Ultimately, Faery is an RPG with very little of anything that makes it an actual RPG, with the exception of the fetch quests. There are characters that could have been interesting with a little more care, but they ultimately don’t give you a reason to care about their world or themselves. There are worlds that are too small to get invested in, and not interesting enough to really investigate. The combat is staid and boring, and the entire game, so long as you finish the fetch quests, is extremely easy. It’s too bad, because there was the potential for something really good here if the developers would have let it cook a bit. As it is, I can’t stress how much I disdained playing this game. It’s not as if the game was aggressively bad – it’s never going to be mistaken for a Hall of Shame game – but it’s extremely boring, with virtually no real action to be had and nothing truly interesting going on.

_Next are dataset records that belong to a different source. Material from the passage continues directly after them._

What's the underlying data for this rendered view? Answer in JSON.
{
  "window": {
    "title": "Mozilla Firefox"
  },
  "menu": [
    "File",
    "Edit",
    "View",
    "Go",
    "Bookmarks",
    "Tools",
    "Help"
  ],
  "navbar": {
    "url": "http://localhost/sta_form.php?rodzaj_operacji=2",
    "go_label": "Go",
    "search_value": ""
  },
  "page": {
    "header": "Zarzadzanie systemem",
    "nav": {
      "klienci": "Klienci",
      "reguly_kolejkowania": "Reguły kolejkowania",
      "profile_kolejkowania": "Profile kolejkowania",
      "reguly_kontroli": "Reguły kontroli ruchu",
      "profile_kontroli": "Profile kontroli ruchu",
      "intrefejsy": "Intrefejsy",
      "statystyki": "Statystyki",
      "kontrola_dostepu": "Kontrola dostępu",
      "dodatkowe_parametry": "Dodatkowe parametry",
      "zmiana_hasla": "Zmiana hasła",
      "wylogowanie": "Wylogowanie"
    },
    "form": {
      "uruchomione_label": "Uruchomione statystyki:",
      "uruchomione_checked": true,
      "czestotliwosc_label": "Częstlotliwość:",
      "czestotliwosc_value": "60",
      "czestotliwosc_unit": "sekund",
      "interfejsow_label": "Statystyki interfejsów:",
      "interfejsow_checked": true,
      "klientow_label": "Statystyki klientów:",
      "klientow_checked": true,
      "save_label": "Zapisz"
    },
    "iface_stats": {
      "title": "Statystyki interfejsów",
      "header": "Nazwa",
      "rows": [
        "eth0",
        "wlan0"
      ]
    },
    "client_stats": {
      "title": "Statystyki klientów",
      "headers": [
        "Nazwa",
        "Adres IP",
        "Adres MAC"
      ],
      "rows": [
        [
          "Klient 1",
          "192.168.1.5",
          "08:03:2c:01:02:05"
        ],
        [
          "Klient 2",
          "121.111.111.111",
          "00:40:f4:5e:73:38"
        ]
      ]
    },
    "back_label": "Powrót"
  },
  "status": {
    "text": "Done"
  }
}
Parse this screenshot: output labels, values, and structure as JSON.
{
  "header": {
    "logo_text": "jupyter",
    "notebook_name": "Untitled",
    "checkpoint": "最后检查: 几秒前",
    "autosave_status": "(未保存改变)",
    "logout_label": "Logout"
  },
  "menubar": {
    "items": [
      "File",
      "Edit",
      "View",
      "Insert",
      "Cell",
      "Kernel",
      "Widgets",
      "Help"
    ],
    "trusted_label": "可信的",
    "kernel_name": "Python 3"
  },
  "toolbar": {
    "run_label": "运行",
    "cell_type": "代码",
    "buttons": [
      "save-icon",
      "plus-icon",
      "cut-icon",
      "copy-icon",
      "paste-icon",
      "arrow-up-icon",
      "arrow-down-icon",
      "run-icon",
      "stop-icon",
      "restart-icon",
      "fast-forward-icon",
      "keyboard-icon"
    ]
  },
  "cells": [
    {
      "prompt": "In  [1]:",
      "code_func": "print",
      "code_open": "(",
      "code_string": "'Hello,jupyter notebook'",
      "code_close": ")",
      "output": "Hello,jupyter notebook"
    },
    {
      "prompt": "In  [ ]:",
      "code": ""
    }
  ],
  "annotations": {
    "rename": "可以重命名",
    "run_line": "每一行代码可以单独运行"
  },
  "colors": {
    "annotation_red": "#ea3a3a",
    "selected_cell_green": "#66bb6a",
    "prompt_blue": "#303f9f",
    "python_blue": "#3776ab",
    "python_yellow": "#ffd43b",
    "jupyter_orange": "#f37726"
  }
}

Graphically, Faery is a mix of pleasing visuals that are held back by technical problems caused by a woefully underpowered engine. The entire game has a nice, easy fantasy vibe that draws its inspiration everywhere from Lord of the Rings to Arabian Nights, and though I am unversed in classic literature, the influence really shines through in the individual character and world designs. As limited as both are in practice, the game’s design oozes with personality. Unfortunately, I have to look at things with a technical eye as well, and I can’t forget how I would see water “rolling” in Avalon, but then notice that it was like a rolling bedsheet that just happened to be painted like a body of water, or the times in Yggdrasil that I would be flying through the tree and literally clip through branches, leaves and other minor physical areas. I would feel more like a fairy if I was actually getting whapped around by random tree branches as I flew through them, but the developers were either unable or unwilling to add that small touch. The end result is a game that looks outstanding in still shots, but doesn’t perform so well when actually in motion. In terms of audio, there’s background music that fits the light fantasy motif of the game that is nice and soothing. There is no voice acting to be had, and this seems to bother other reviewers much more than it should. I’ve seen people tear this game apart because of the lack of voice actors, but this is an unfair criticism as I can read just as easily. There is a lot of text to read, but for a $15 game, the lack of voice acting is not a problem. I am disturbed, however, that they didn’t use the money saved from not hiring voice actors on better QA. Way too often, especially in the earlier parts of the game, I would see dialogue that was either missing words, or just flat out garbled, as if the game’s code had a misdirected pointer. These issues haven’t been fixed via a patch as of this writing.

The Scores
Story: Below Average
Graphics: Decent
Sound: Above Average
Control and Gameplay: Poor
Replayability: Bad
Balance: Pretty Poor
Originality: Decent
Addictiveness: Dreadful
Appeal Factor: Poor
Miscellaneous: Poor
FINAL SCORE: POOR GAME


Short Attention Span Summar

Faery: Legends of Avalon has one thing going for it: an interesting setting. After that, you’re stuck with a game that’s anywhere from mediocre to bad on virtually all levels, as well as one that doesn’t give you any reason to go back to it after you’re through with it. Though the game is competent and tries something different, the game’s active disdain for any semblance of pacing is ultimately its undoing.

If you’re the type of gamer that actually likes keeping a list of chores you have to do for other people, then by all means, this is the game for you. Alternatively, I have some chores around my house you can do, if you don’t mind being rewarded in “XP”. Anyone else would do much better in just picking up one of the PSX RPGs already on the service. The Final Fantasy games, Grandia, even Wild ARMs are all better games than this, and they’re $9 cheaper.